Transformer Regime Plugin (TorchScript)¶
This section describes a TorchScript-backed regime detector plugin. It requires libtorch.
Overview¶
- Load a TorchScript model (
.pt) at plugin initialization. - Compute features from bars/ticks in C++.
- Run the model to produce regime probabilities.
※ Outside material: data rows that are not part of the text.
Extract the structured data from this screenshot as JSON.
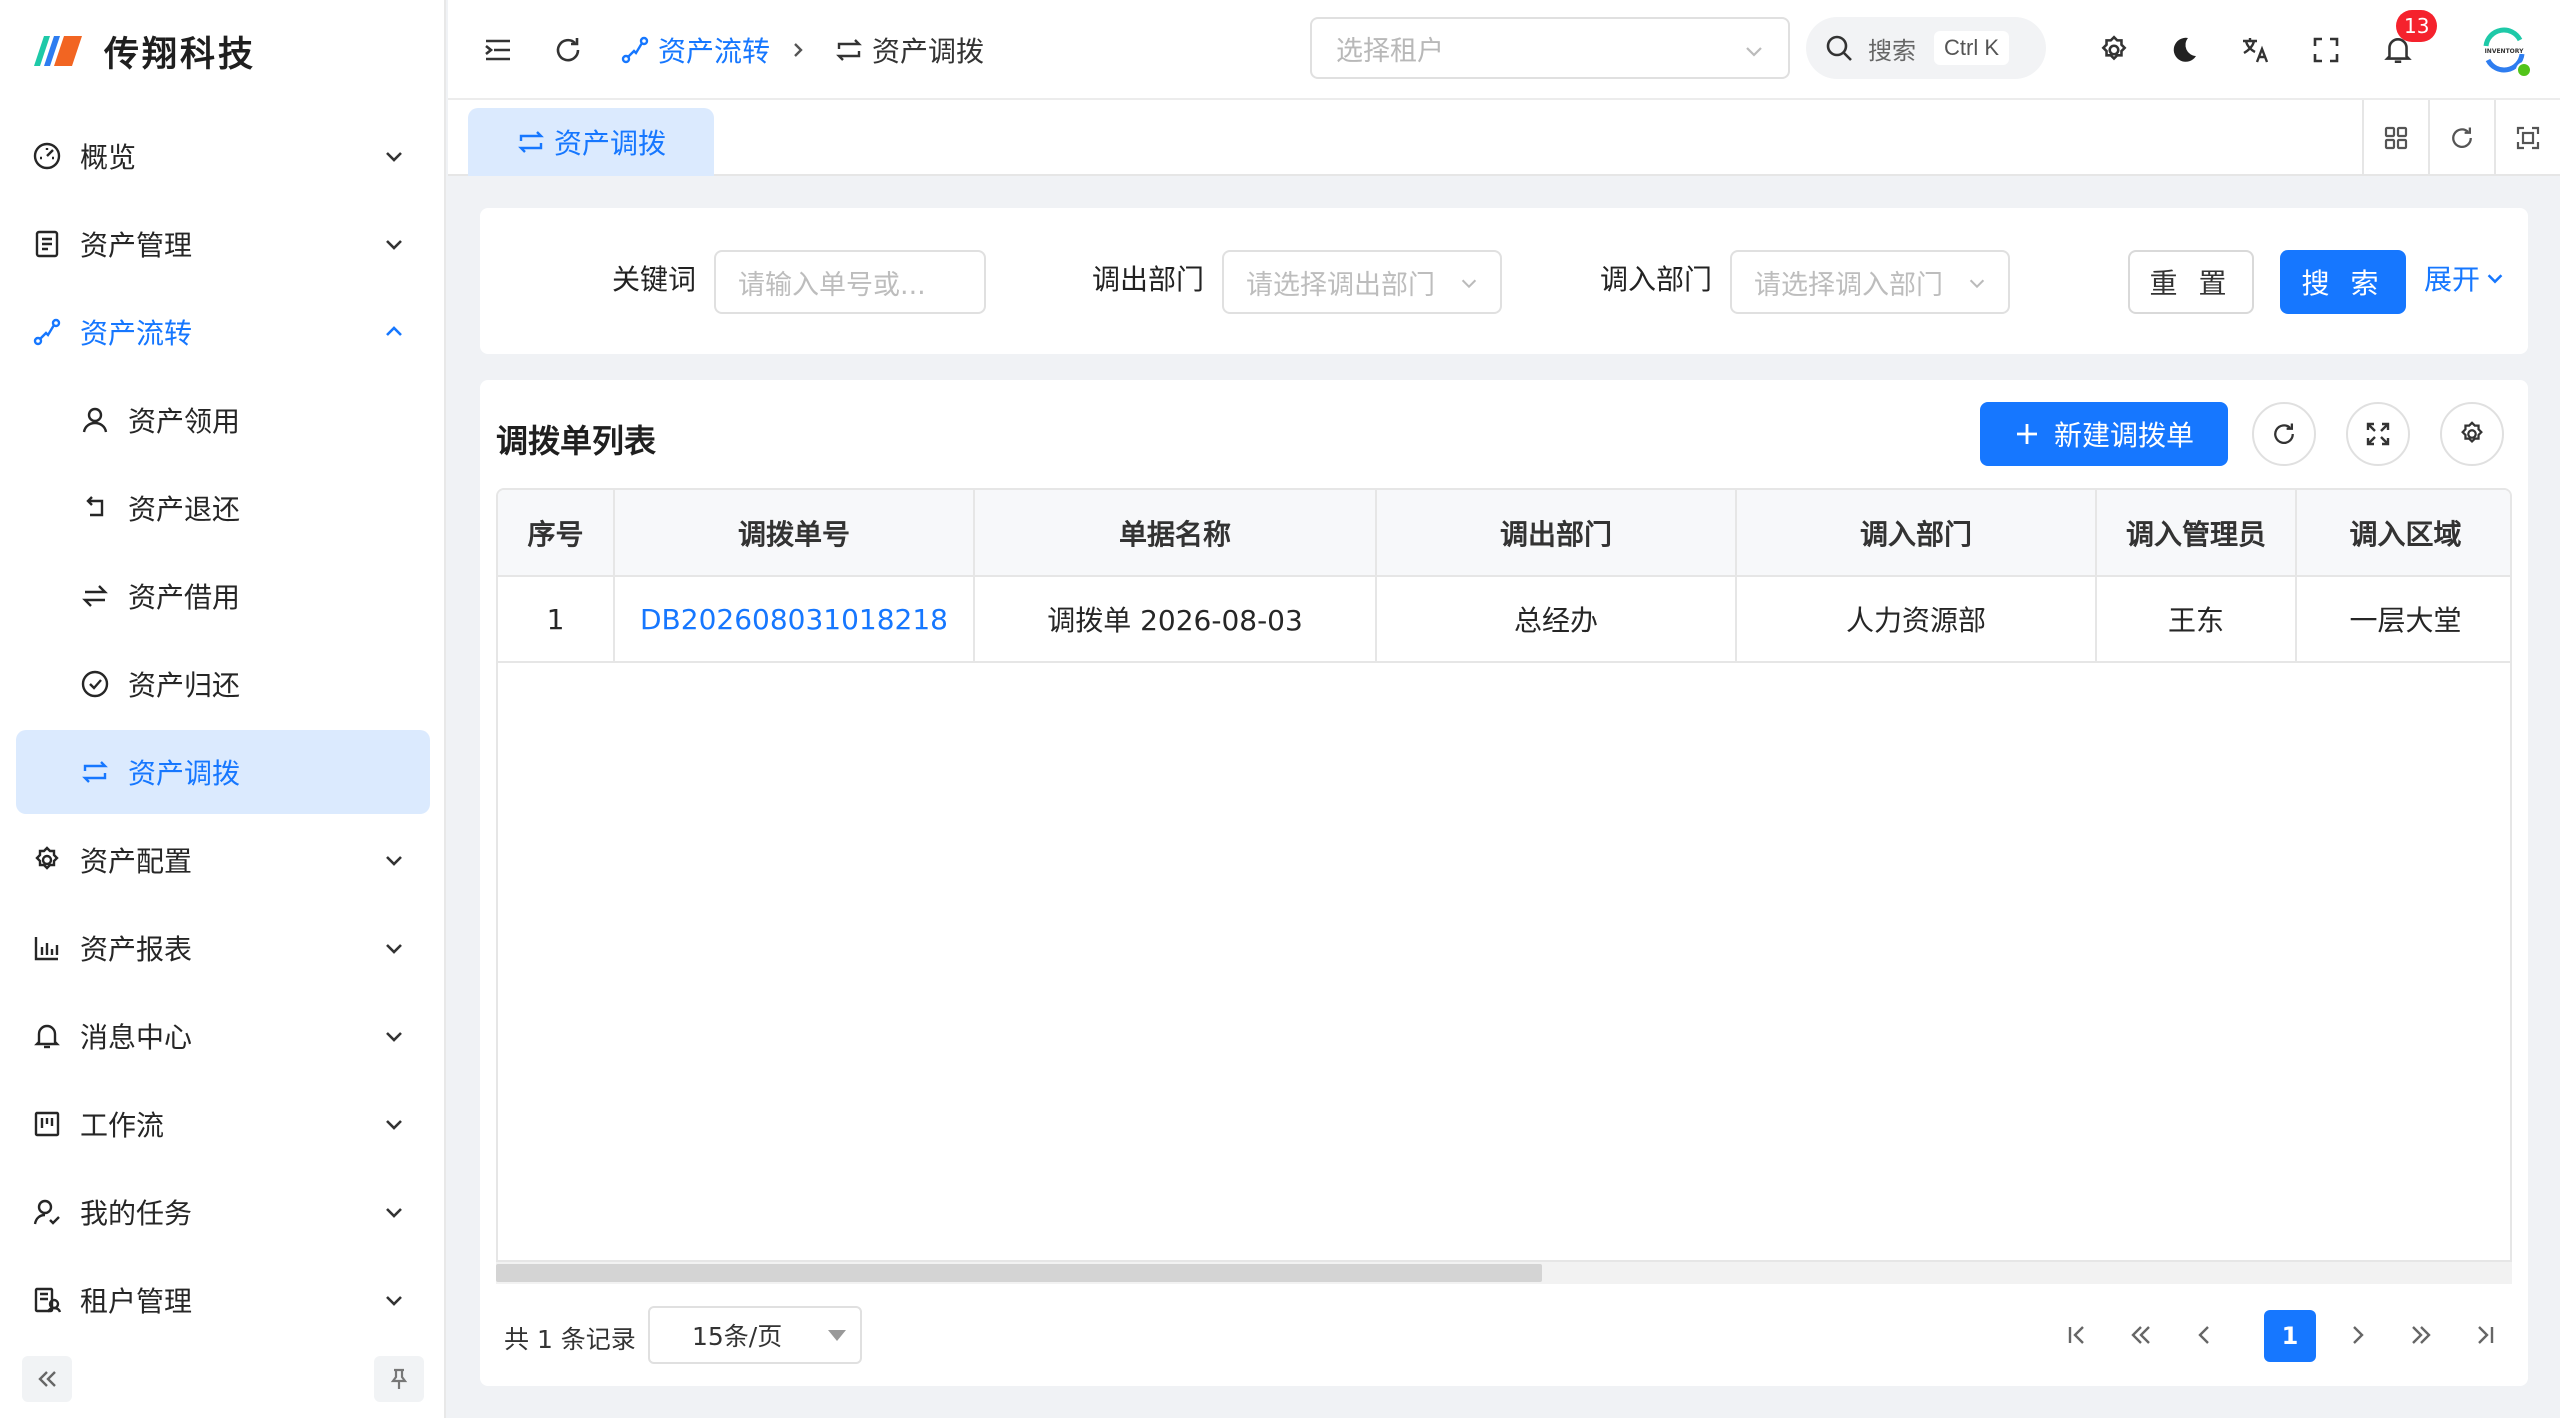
{
  "brand": {
    "name": "传翔科技",
    "colors": [
      "#1ec9a8",
      "#2e7df0",
      "#f26522"
    ]
  },
  "sidebar": {
    "items": [
      {
        "label": "概览",
        "icon": "dashboard-gauge-icon"
      },
      {
        "label": "资产管理",
        "icon": "document-list-icon"
      },
      {
        "label": "资产流转",
        "icon": "flow-icon",
        "expanded": true
      },
      {
        "label": "资产领用",
        "icon": "user-icon"
      },
      {
        "label": "资产退还",
        "icon": "return-arrow-icon"
      },
      {
        "label": "资产借用",
        "icon": "swap-arrows-icon"
      },
      {
        "label": "资产归还",
        "icon": "check-circle-icon"
      },
      {
        "label": "资产调拨",
        "icon": "transfer-icon",
        "active": true
      },
      {
        "label": "资产配置",
        "icon": "gear-icon"
      },
      {
        "label": "资产报表",
        "icon": "bar-chart-icon"
      },
      {
        "label": "消息中心",
        "icon": "bell-icon"
      },
      {
        "label": "工作流",
        "icon": "kanban-icon"
      },
      {
        "label": "我的任务",
        "icon": "user-task-icon"
      },
      {
        "label": "租户管理",
        "icon": "tenant-icon"
      }
    ]
  },
  "header": {
    "breadcrumb": [
      "资产流转",
      "资产调拨"
    ],
    "tenant_placeholder": "选择租户",
    "search_label": "搜索",
    "search_shortcut": "Ctrl K",
    "notification_count": "13",
    "avatar_text": "INVENTORY"
  },
  "tabs": [
    {
      "label": "资产调拨"
    }
  ],
  "filters": {
    "keyword_label": "关键词",
    "keyword_placeholder": "请输入单号或...",
    "out_dept_label": "调出部门",
    "out_dept_placeholder": "请选择调出部门",
    "in_dept_label": "调入部门",
    "in_dept_placeholder": "请选择调入部门",
    "reset_label": "重 置",
    "search_label": "搜 索",
    "expand_label": "展开"
  },
  "table": {
    "title": "调拨单列表",
    "new_button": "新建调拨单",
    "columns": [
      "序号",
      "调拨单号",
      "单据名称",
      "调出部门",
      "调入部门",
      "调入管理员",
      "调入区域"
    ],
    "rows": [
      [
        "1",
        "DB202608031018218",
        "调拨单 2026-08-03",
        "总经办",
        "人力资源部",
        "王东",
        "一层大堂"
      ]
    ]
  },
  "pagination": {
    "total_text": "共 1 条记录",
    "page_size": "15条/页",
    "current_page": "1"
  },
  "colors": {
    "primary": "#1677ff",
    "active_bg": "#dbeafe",
    "badge": "#f5222d"
  }
}
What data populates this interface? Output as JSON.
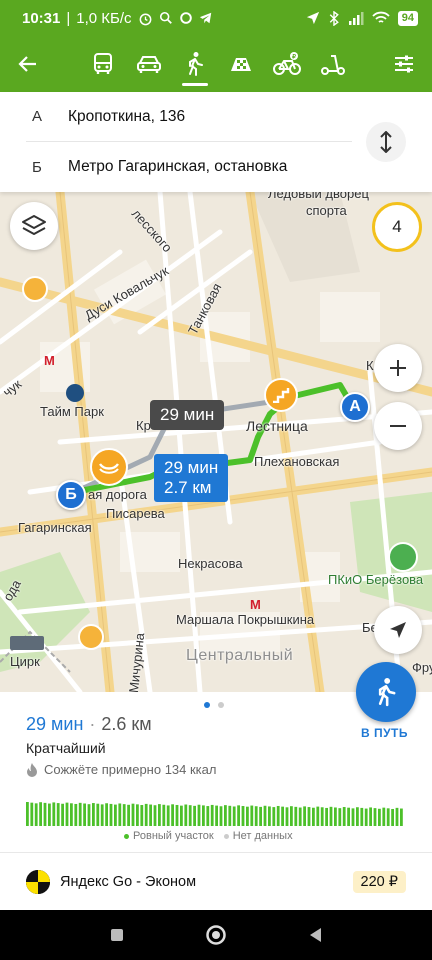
{
  "status_bar": {
    "time": "10:31",
    "speed": "1,0 КБ/с",
    "battery": "94"
  },
  "header": {
    "modes": [
      {
        "name": "bus",
        "icon": "bus-icon"
      },
      {
        "name": "car",
        "icon": "car-icon"
      },
      {
        "name": "walk",
        "icon": "walk-icon",
        "active": true
      },
      {
        "name": "taxi",
        "icon": "taxi-icon"
      },
      {
        "name": "bike",
        "icon": "bike-icon"
      },
      {
        "name": "scooter",
        "icon": "scooter-icon"
      }
    ]
  },
  "route": {
    "from_letter": "А",
    "from": "Кропоткина, 136",
    "to_letter": "Б",
    "to": "Метро Гагаринская, остановка"
  },
  "map": {
    "zoom": "4",
    "time_bubble_alt": "29 мин",
    "route_bubble_time": "29 мин",
    "route_bubble_dist": "2.7 км",
    "pin_a": "А",
    "pin_b": "Б",
    "labels": {
      "ice_palace_1": "Ледовый дворец",
      "ice_palace_2": "спорта",
      "dusi_kovalchuk": "Дуси Ковальчук",
      "tankovaya": "Танковая",
      "taim_park": "Тайм Парк",
      "lestnitsa": "Лестница",
      "plekhanovskaya": "Плехановская",
      "gagarinskaya": "Гагаринская",
      "doroga": "ая дорога",
      "pisareva": "Писарева",
      "nekrasova": "Некрасова",
      "marshala": "Маршала Покрышкина",
      "michurina": "Мичурина",
      "tsirk": "Цирк",
      "tsentralny": "Центральный",
      "pkio": "ПКиО Берёзова",
      "be": "Бе",
      "fru": "Фру",
      "kr": "Кр",
      "k": "К",
      "chuk": "чук",
      "da": "ода",
      "lesskogo": "лесского"
    }
  },
  "summary": {
    "time": "29 мин",
    "separator": "·",
    "distance": "2.6 км",
    "kind": "Кратчайший",
    "calories": "Сожжёте примерно 134 ккал",
    "go_label": "В ПУТЬ",
    "legend_flat": "Ровный участок",
    "legend_nodata": "Нет данных"
  },
  "taxi": {
    "name": "Яндекс Go - Эконом",
    "price": "220 ₽"
  },
  "colors": {
    "brand_green": "#5aa820",
    "route_green": "#4cc02a",
    "accent_blue": "#1f78d4"
  }
}
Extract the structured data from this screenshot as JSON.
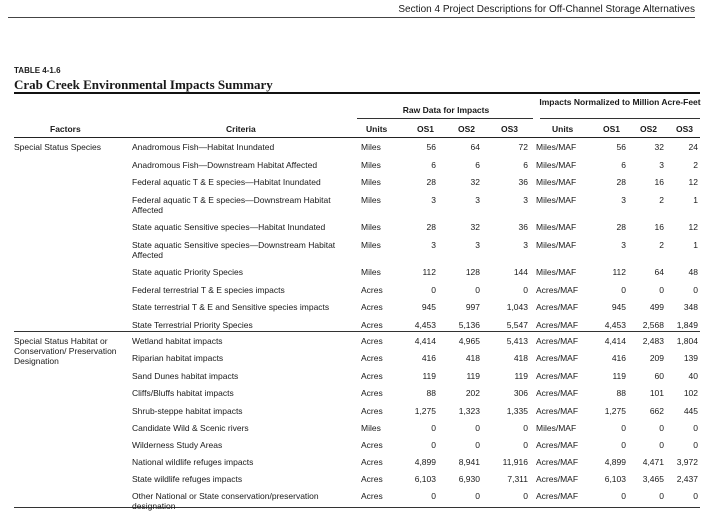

- Map probabilities to RegimeFlow regimes.
Expected Config¶
regime:
detector: transformer_torchscript
params:
model_path: /path/to/regime_transformer.pt
feature_window: 120
feature_dim: 8
Build Requirements¶
- libtorch (C++ API for PyTorch)
- CMake find_package(Torch) integration
Implementation¶
- Implementation lives in:
examples/plugins/transformer_regime/transformer_torchscript_detector.cpp-
examples/plugins/transformer_regime/transformer_torchscript_detector.h -
Normalize features identically to the Python training pipeline.
Notes¶
- TorchScript model should output logits for 4 regimes (bull/neutral/bear/crisis).
- Ensure deterministic inference (set eval mode, disable grads).
The plugin loads a TorchScript module, runs inference on a [1, window, feature_dim] tensor,
and maps the probabilities to RegimeFlow regime labels.
This file documents the integration; implementation can be added once libtorch is available.